GENERAL EFFECTS OF α BLOCKERS

·        Blockade of vasoconstrictor α₁ (also α₂) receptors reduces peripheral resistance and causes pooling of blood in capacitance vessels → venous return and cardiac output are reduced → fall in BP. Postural reflex is interfered with → marked hypotension occurs on standing → dizziness and syncope. Hypovolemia accentuates the hypotension. The α blockers abolish the pressor action of Adr, which then produces only fall in BP due to β_ mediated vasodilatation—vasomotor reversal of Dale. Pressor and other actions of selective α agonists (NA, phenylephrine) are suppressed.

·        Reflex tachycardia occurs due to fall in mean arterial pressure and increased release of NA due to blockade of presynaptic α₂ receptors.

·        Nasal stuffiness and miosis result from blockade of α receptors in nasal blood vessels and in radial muscles of iris respectively.

·        Intestinal motility is increased due to partial inhibition of relaxant sympathetic influences— diarrhoea may occur.

·        Hypotension produced by α blockers can reduce renal blood flow → g.f.r. is reduced and more complete reabsorption of Na+ and water occurs in the tubules → Na+ retention and increase in blood volume. This is accentuated by reflex increase in renin release mediated through β₁ receptors.

·        Tone of smooth muscle in bladder trigone, sphincter and prostate is reduced by blockade of α₁ receptors (mostly of the α_1A subtype) → urine flow in patients with benign hypertrophy of prostate (BHP) is improved.

·        Contractions of vas deferens and related organs which result in ejaculation are coordinated through α receptors—α blockers can inhibit ejaculation; this may manifest as impotence.

·        The α blockers have no effect on adrenergically induced cardiac stimulation, bronchodilatation, vasodilatation and most of the metabolic changes, because these are mediated predominantly through β receptors.

Apart from these common effects, most of which manifest as side effects, many α blockers have some additional actions. Their pharmacological profile is also governed by their central effects and by the relative activity on α₁ and α₂ receptor subtypes. Only the distinctive features of different α blockers are described below.

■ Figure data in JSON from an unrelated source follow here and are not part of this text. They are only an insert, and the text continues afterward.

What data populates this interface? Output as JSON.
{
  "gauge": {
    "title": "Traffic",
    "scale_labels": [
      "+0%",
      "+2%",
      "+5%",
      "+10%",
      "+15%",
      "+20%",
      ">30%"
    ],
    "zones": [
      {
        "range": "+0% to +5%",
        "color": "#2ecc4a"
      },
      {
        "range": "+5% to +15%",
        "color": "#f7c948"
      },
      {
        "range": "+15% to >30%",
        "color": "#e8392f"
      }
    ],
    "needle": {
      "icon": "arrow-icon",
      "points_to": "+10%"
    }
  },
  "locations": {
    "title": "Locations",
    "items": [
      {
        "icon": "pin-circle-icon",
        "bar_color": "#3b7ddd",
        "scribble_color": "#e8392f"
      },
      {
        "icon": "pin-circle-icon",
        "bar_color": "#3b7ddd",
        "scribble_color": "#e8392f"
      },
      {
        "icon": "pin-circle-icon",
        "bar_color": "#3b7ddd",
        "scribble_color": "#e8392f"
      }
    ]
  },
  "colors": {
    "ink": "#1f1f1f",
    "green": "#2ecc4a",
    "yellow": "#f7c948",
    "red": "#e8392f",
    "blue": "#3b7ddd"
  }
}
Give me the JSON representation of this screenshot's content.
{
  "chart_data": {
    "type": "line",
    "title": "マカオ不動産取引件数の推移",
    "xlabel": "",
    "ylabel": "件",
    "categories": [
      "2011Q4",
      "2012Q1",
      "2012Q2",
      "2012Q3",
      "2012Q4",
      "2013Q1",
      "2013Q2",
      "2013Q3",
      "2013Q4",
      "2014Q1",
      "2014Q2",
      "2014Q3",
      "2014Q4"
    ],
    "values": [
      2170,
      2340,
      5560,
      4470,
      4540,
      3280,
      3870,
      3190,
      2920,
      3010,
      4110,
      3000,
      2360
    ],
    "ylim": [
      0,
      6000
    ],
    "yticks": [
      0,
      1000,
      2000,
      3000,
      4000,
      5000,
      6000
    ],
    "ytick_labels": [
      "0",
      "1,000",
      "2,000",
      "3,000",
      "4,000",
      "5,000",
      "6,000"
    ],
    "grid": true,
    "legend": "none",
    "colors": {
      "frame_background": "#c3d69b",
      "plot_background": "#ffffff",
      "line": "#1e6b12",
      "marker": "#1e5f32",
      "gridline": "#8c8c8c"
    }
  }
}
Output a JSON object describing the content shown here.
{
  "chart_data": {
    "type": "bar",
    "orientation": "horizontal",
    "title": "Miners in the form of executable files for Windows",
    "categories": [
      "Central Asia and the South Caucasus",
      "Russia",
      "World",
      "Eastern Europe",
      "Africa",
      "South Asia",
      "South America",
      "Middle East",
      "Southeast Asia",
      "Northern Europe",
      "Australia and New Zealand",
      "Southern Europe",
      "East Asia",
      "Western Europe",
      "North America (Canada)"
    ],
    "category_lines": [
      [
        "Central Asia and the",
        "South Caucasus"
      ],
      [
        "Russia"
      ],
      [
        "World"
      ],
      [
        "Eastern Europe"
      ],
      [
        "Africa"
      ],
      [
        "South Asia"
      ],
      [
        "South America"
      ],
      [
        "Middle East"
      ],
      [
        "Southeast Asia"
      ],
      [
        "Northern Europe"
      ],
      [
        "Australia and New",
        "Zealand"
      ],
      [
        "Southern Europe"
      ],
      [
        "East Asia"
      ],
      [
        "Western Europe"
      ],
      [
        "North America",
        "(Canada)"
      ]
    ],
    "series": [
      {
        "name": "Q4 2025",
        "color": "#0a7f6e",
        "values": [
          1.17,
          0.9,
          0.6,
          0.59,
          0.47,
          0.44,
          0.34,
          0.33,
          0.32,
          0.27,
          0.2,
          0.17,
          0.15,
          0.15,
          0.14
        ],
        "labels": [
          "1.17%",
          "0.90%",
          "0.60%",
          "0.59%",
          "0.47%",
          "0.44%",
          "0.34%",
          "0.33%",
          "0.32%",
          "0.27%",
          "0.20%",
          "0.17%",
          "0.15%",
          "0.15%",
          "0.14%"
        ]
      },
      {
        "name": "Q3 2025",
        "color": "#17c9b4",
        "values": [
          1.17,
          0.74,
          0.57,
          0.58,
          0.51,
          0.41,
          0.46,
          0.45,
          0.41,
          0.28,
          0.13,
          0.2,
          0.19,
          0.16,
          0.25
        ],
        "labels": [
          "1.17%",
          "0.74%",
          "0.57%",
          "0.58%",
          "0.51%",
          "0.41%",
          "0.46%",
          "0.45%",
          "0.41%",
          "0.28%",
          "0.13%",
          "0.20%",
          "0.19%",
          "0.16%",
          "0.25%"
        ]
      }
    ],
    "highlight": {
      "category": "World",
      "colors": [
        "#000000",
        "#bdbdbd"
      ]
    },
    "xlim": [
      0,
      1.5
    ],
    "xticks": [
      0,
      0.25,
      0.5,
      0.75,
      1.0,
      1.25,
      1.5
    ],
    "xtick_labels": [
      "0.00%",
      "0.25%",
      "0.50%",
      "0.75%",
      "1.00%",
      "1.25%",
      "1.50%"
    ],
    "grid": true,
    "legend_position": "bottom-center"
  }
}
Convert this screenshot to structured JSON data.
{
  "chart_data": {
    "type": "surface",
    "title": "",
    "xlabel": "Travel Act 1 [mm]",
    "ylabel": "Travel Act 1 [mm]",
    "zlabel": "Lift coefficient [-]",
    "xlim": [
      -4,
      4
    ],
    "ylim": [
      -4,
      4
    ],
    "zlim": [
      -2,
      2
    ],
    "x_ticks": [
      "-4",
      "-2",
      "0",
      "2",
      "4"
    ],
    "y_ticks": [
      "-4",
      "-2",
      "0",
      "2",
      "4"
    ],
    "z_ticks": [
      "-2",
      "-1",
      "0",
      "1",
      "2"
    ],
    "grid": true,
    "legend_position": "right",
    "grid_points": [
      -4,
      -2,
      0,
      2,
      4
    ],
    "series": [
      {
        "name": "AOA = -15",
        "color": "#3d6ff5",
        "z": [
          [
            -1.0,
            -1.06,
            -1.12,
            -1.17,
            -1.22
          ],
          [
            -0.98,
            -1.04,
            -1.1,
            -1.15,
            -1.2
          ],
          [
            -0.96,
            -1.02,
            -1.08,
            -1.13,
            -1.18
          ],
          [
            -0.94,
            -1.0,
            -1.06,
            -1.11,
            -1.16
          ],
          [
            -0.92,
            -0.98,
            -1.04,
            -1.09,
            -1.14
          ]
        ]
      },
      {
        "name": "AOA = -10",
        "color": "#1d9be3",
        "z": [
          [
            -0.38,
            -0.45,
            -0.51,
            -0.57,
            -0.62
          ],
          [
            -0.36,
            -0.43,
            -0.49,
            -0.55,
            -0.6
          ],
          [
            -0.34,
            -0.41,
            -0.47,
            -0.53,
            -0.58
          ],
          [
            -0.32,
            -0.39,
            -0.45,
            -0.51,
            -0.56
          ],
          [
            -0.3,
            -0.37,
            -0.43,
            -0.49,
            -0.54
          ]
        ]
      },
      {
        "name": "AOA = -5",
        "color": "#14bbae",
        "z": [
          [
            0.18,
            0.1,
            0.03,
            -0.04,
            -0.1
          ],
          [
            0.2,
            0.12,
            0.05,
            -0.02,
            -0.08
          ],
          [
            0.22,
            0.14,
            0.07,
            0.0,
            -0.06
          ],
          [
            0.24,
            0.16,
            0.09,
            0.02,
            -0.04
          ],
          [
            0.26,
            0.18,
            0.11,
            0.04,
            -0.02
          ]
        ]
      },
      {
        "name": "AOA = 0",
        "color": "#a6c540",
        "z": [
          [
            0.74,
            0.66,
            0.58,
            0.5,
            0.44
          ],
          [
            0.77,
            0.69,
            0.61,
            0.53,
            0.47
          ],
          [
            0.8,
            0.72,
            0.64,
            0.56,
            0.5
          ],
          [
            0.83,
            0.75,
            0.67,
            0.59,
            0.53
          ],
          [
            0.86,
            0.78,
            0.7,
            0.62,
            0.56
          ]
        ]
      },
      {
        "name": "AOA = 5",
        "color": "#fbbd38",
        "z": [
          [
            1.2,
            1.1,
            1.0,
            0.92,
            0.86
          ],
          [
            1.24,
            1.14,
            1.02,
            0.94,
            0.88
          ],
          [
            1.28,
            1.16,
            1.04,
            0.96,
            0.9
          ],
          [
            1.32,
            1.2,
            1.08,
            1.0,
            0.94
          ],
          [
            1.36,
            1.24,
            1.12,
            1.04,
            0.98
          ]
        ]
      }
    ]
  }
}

Phenoxybenzamine It cyclizes spontaneously in the body giving rise to a highly reactive ethyleniminium intermediate which reacts with adrenoceptors and other biomolecules by forming strong covalent bonds. The α blockade develops gradually (even after i.v. injection) and lasts for 3–4 days.

In isolated preparations of vascular smooth muscle, low concentrations cause DRC of NA to shift to right without suppression of maxima

(till spare receptors are available); higher concentrations progressively flatten the DRC and nonequilibrium antagonism is manifested. Increased release of NA from sympathetic nerves (due to α₂ blockade) occurs and reflex tachycardia is prominent in intact animals. Partial blockade of 5HT, histaminergic and cholinergic receptors, but not β adrenergic receptors, can be demonstrated at higher doses.

The fall in BP caused by phenoxybenzamine is mainly postural because venodilatation is more prominent than arteriolar dilatation. In recumbent subjects cardiac output and blood flow to many organs are increased due to reduction in peripheral resistance and increased venous return. It tends to shift blood from pulmonary to systemic circuit because of differential action on the two vascular beds. It also tends to shift fluid from extravascular to vascular compartment. Phenoxybenzamine is lipid soluble, penetrates brain and can produce CNS stimulation, nausea and vomiting on rapid i.v. injection. However, oral doses produce depression, tiredness and lethargy. Major side effects are postural hypotension, palpitation, nasal blockage, miosis, inhibition of ejaculation.